In my book I blamed the social environment and the Government for Malay underperformance in the modern economy. Now, from fresh observations, I am convinced that much of the problem lies with the Malays themselves. Unfortunately, too many of them still refer to my original analysis and related solutions to overcome their disabling dilemma. Worse still, most Malays have come to think that the affirmative action instituted by the Government in the NEP is a recognition of their “superior” position as the indigenous people of this country. They claim that because they are the
tuan
or lords of Malaysia, this discrimination in their favour must be permanent.
This is the new Malay dilemma. Do we take the bull by the horns and tell Malays the truth, or do we refrain for fear of losing their political support? If the affirmative action favouring them is removed, the Malays will likely again become a deprived, dispossessed and marginalised community in their own country. But if we continue with it, we risk making the Malays a permanently dependent people, like the Native Americans. This is a malignant fate, but a different disaster from that which I highlighted in my book.

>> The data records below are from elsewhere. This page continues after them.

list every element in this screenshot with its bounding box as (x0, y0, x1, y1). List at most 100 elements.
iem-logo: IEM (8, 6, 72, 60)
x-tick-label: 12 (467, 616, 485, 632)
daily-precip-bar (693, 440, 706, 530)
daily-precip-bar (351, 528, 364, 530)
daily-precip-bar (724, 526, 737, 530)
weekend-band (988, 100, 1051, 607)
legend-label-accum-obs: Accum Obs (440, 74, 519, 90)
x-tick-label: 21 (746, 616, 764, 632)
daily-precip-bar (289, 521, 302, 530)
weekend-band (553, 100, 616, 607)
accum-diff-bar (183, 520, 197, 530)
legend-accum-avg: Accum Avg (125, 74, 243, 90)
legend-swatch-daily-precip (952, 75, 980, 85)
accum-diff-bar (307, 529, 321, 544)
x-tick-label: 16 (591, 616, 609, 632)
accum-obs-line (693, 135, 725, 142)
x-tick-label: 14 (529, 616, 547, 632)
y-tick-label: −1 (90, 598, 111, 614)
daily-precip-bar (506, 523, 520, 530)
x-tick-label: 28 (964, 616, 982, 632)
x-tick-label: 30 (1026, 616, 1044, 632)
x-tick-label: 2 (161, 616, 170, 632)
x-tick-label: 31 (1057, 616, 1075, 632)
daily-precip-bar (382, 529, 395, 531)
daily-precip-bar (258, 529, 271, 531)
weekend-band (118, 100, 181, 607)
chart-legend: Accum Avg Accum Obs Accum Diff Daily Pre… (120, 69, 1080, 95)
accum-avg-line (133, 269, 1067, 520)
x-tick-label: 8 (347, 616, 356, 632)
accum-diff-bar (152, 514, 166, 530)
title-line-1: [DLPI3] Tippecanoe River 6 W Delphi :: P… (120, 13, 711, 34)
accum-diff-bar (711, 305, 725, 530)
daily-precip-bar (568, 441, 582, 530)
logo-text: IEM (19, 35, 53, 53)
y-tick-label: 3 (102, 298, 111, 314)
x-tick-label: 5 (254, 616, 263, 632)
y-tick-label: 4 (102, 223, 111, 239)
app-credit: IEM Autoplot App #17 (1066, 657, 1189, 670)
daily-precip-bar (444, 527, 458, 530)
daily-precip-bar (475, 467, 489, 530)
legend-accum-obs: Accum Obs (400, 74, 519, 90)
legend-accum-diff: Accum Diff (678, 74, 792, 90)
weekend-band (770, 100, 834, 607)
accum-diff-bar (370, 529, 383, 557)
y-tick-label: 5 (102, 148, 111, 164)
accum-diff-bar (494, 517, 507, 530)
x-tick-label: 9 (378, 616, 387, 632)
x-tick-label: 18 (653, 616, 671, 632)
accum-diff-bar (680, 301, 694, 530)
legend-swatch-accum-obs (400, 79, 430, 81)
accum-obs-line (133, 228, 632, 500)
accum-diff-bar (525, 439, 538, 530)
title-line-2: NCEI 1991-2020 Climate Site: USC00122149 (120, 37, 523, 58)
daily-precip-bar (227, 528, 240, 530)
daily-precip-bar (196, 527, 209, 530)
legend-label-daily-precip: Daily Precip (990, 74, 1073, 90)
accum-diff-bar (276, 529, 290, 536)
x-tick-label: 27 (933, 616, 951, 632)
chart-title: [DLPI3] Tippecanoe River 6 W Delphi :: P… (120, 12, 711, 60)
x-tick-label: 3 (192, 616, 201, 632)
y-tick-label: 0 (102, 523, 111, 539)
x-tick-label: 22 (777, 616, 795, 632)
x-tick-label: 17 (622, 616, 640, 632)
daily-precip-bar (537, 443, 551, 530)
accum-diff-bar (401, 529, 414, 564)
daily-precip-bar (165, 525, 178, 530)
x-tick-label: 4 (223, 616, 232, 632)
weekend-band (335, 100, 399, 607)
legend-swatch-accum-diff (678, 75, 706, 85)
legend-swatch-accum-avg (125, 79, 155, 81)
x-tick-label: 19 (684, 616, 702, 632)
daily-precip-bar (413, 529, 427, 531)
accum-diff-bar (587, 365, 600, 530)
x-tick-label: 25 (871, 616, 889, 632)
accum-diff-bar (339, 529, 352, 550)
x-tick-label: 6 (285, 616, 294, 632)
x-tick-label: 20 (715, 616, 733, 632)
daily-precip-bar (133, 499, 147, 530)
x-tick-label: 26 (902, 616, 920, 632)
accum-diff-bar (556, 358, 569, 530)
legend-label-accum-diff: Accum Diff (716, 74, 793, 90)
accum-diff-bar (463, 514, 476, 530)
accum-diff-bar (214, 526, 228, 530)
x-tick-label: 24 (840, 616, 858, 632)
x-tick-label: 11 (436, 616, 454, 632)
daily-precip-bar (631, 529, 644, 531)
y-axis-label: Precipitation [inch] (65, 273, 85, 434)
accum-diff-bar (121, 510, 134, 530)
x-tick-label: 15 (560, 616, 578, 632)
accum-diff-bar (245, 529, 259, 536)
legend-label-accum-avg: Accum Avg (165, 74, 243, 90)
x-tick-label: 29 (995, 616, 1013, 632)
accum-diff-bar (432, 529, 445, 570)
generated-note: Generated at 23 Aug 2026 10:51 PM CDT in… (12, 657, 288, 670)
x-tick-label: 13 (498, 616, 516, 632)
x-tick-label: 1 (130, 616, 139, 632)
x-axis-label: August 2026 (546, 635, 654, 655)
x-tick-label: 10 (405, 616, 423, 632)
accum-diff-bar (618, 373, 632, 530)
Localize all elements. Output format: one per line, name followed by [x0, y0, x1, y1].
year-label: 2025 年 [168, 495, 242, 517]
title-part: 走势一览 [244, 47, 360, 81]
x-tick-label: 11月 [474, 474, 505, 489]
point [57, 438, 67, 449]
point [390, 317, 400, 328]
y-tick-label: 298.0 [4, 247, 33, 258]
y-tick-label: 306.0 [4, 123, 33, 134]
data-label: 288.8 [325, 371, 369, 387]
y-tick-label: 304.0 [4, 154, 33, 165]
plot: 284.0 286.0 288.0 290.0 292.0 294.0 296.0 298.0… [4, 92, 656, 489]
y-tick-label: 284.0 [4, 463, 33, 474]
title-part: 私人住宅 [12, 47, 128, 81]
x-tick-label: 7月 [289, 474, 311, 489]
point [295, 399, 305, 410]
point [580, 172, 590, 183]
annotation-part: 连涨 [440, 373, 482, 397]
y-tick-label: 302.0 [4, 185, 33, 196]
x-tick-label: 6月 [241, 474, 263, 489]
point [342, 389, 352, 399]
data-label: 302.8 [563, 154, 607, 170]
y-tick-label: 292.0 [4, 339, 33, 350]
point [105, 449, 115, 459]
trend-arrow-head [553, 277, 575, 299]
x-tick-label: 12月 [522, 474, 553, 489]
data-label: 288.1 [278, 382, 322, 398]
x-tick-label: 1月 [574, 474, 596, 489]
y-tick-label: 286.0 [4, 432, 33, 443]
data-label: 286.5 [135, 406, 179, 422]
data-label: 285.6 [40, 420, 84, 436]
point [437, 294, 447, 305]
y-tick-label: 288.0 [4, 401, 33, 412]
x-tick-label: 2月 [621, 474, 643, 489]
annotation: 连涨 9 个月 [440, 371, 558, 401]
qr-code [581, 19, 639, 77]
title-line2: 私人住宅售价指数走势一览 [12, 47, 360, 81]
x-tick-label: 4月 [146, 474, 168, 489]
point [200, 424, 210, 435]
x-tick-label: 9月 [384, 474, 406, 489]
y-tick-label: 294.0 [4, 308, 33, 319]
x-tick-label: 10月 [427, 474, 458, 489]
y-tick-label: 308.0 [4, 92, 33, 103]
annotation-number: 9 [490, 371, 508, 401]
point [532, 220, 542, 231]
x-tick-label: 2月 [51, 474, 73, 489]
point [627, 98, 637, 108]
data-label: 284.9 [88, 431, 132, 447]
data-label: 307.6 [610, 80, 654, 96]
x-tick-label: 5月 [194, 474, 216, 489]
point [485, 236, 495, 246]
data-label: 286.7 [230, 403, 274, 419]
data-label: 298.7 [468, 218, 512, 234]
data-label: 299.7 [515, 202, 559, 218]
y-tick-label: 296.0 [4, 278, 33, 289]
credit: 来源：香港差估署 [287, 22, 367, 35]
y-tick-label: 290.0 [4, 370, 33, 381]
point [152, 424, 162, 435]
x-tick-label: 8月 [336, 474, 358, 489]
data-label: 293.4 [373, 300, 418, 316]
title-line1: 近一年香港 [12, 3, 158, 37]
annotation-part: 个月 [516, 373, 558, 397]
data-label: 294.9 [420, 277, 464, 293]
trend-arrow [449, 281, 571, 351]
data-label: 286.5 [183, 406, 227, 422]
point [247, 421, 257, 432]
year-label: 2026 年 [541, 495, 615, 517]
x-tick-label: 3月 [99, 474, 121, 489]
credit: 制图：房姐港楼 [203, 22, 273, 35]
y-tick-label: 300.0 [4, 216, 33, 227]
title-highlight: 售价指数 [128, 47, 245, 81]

The NEP has helped the Malays to secure some of the country’s riches for themselves without disrupting, too greatly, the overall economic picture or the rights and expectations of the non-Malays. Could the country have done better economically had it not been bound by the NEP solutions? Perhaps. The economy might, for a while, have registered a higher rate of growth, but social cohesion and political stability would have been in danger. This would have damaged investor confidence and slowed down the longer-term rate of economic growth. A strained and divided society cannot be home to a thriving economy, even in the narrowest of economic terms. The resulting and worsening antagonism between Malays and Chinese would very likely culminate in another May 13, and this second bout of violence may become even worse than the first.